Include a handout. We usually think of handouts more for in–person events, but Harris encourages giving attendees “a one-pager, a fact sheet—something to take away. Each time I review my survey results, the number one [piece of] feedback is, ‘I would have liked some type of handout so that I can write notes for each slide that you go through,’” Harris said. “So think about that as you put together [your webinar]. The handout would be in addition to a PDF of the slides. Because we are in this virtual world, they kind of walk away empty handed if you don’t give them something outside of having them go back to view the recording and do [the] fast forward [thing trying to get to the content that they’re trying to get to…”

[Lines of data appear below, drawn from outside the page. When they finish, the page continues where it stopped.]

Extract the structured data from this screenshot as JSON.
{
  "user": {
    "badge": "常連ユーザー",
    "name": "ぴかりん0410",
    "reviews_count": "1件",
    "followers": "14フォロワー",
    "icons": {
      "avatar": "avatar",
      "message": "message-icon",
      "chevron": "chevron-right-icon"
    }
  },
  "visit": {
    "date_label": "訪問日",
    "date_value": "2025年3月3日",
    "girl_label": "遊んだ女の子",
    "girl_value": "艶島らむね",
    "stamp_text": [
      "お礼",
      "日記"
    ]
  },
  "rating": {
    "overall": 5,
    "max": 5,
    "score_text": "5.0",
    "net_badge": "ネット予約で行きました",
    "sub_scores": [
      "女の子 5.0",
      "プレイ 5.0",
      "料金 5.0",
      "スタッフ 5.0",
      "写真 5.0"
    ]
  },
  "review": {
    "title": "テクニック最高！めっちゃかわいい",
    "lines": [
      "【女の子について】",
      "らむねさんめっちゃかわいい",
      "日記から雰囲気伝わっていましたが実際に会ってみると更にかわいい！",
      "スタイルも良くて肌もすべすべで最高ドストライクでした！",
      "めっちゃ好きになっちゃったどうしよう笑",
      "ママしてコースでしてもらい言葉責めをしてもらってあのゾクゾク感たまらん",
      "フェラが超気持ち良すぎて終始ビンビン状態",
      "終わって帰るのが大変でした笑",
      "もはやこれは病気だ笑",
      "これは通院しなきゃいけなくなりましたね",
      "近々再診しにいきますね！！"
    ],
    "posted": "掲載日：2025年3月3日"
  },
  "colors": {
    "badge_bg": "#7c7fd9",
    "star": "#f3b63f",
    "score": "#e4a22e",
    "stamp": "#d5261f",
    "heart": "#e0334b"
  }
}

Engage. “The goal of the webinar is all about engagement,” Bornstein said. “The webinar is basically bringing people together in a space to connect and to communicate, but also to engage—and we need to if you really want to deliver a modern webinar… The more they engage the more you learn about them and the more effectively you’ll be able to connect with them to train them, to close them, to upsell them, whatever it is. We can do Q&As at the end of a webinar, but also we can be pushing out polls, surveys. We can have CTAs integrated into the webinar experience. We can be driving them to all kinds of different content in lots of different ways.”

Be an architect. “We give people lots to do in the experience and that’s how you need to think about it,” Bornstein said. “What can I enable my audience to do, besides just watch my presentation?” GovExec thought this way as well and started focusing on how and where they can produce high-level video content. “We constantly in our production were drawing on examples of TV network and news networks saying, ‘Oh, what if we could do stuff like that,’” Berling said. “So for the past year or so we’ve been really dipping our toes into producing TV programs [and] taking those TV programs on the road following trade shows that have started to come back into the market. We’ve also been working on producing different types of video content like teaser videos, quick-hit commercials and explainer videos that are all short snack content.”